5. Voluntariness. The Executive acknowledges and agrees that he is
relying solely upon his own judgment; that the Executive is over eighteen years
of age and is legally competent to sign this Waiver and Release of Claims; that
the Executive is signing this Waiver and Release of Claims of his own free will;
that the Executive has read and understood the Waiver and Release of Claims
before signing it; and that the Executive is signing this Waiver and Release of
Claims in exchange for consideration that he believes is satisfactory and
adequate. The Executive also acknowledges and agrees that he has been informed
of the right to consult with legal counsel and has been encouraged to do so.
6. Complete Agreement/Severability. This Waiver and Release of Claims
constitutes the complete and final agreement between the parties and supersedes
and replaces all prior or contemporaneous agreements, negotiations, or
discussions relating to the subject matter of this Waiver and Release of Claims.

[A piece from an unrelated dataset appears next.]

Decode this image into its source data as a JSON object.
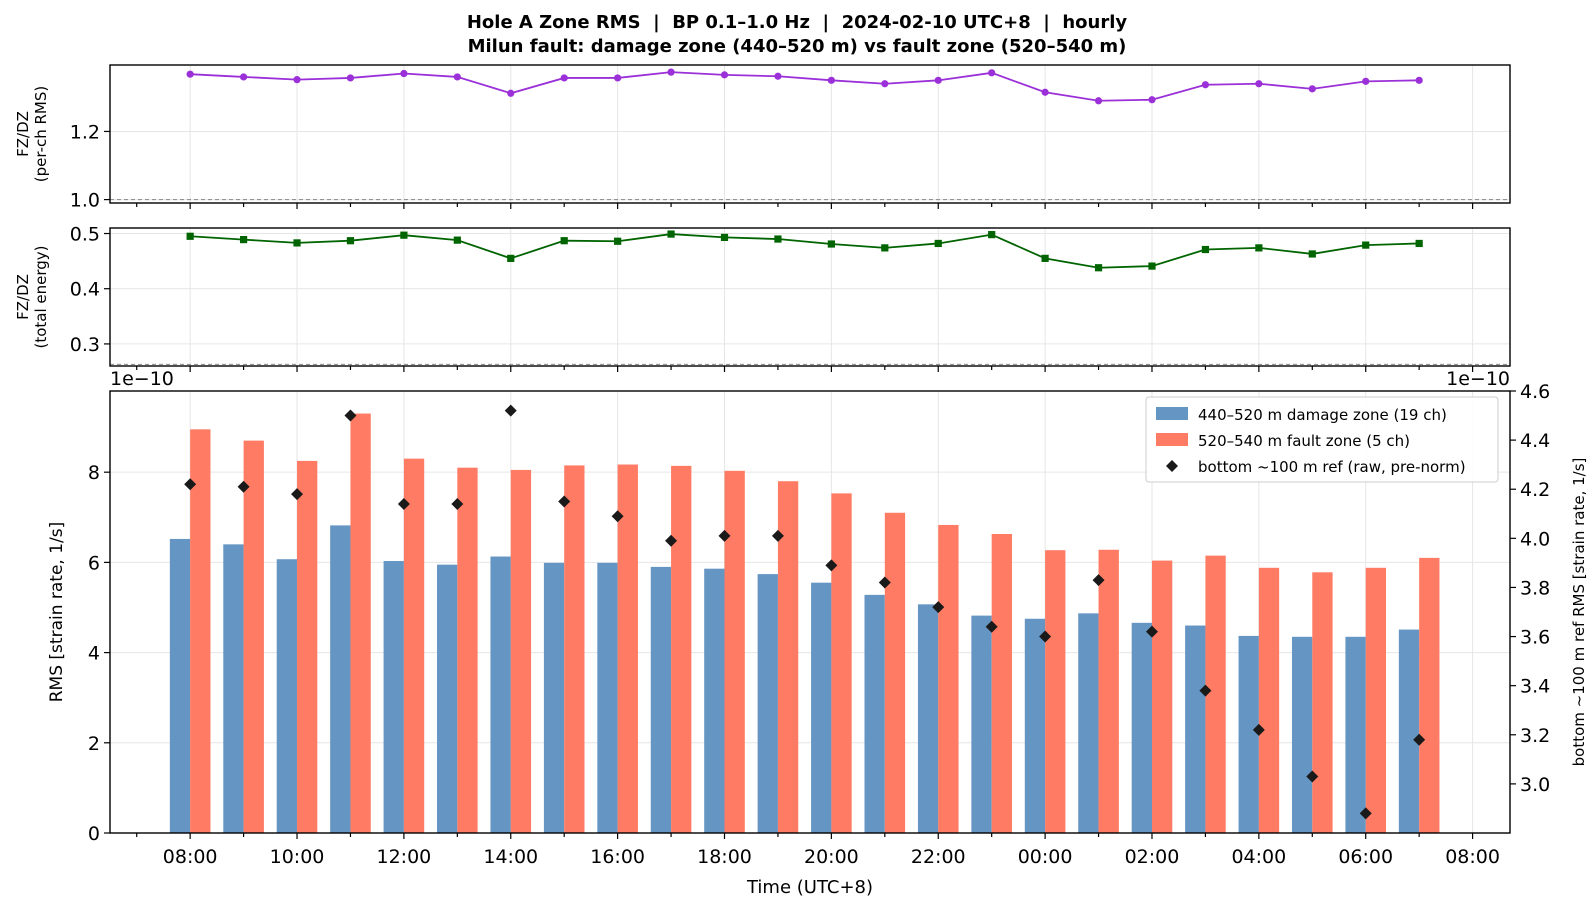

All provisions and portions of this Waiver and Release of Claims are severable.
If any provision or portion of this Waiver and Release of Claims or the
application of any provision or portion of the
Waiver and Release of Claims shall be determined to be invalid or unenforceable
to any extent or for any reason, all other provisions and portions of this
Waiver and Release of Claims shall remain in full force and shall continue to be
enforceable to the fullest and greatest extent permitted by law.
7. Acceptance and Revocability. The Executive acknowledges that he has
been given a period of twenty-one (21) days within which to consider this Waiver
and Release of Claims. The Executive may accept this Waiver and Release of
Claims at any time within this period of time by signing the Waiver and Release
of Claims and returning it to the Company. This Waiver and Release of Claims
shall not become effective or enforceable until seven (7) calendar days after
the Executive signs it. The Executive may revoke his acceptance of this Waiver
and Release of Claims at any time within that seven (7) calendar day period by
sending written notice to the Company. Such notice must be received by the
Company within the seven (7) calendar day period in order to be effective and,
if so received, would void this Waiver and Release of Claims for all purposes.
8. Effect of Unenforceability of Release. In the event that the
Executive or his successors or assigns initiates an Action in respect of any
portion of the Waiver and Release of Claims set forth herein that is held to be
null and void or otherwise determined not to be enforceable by the Company for
any reason (whether as part of such Action or otherwise), then, in addition to
any other remedy available to the Company hereunder (including, without
limitation, the right to cease the severance benefits set forth in Section III
of the Executive Severance Agreement), the Executive shall promptly repay to the
Company any portion of such severance benefits that has previously been paid or
provided to him.
9. Governing Law. Except for issues or matters as to which federal law
is applicable, this Waiver and Release of Claims shall be governed by and
construed and enforced in accordance with the laws of the State of Georgia
without giving effect to the conflicts of law principles thereof.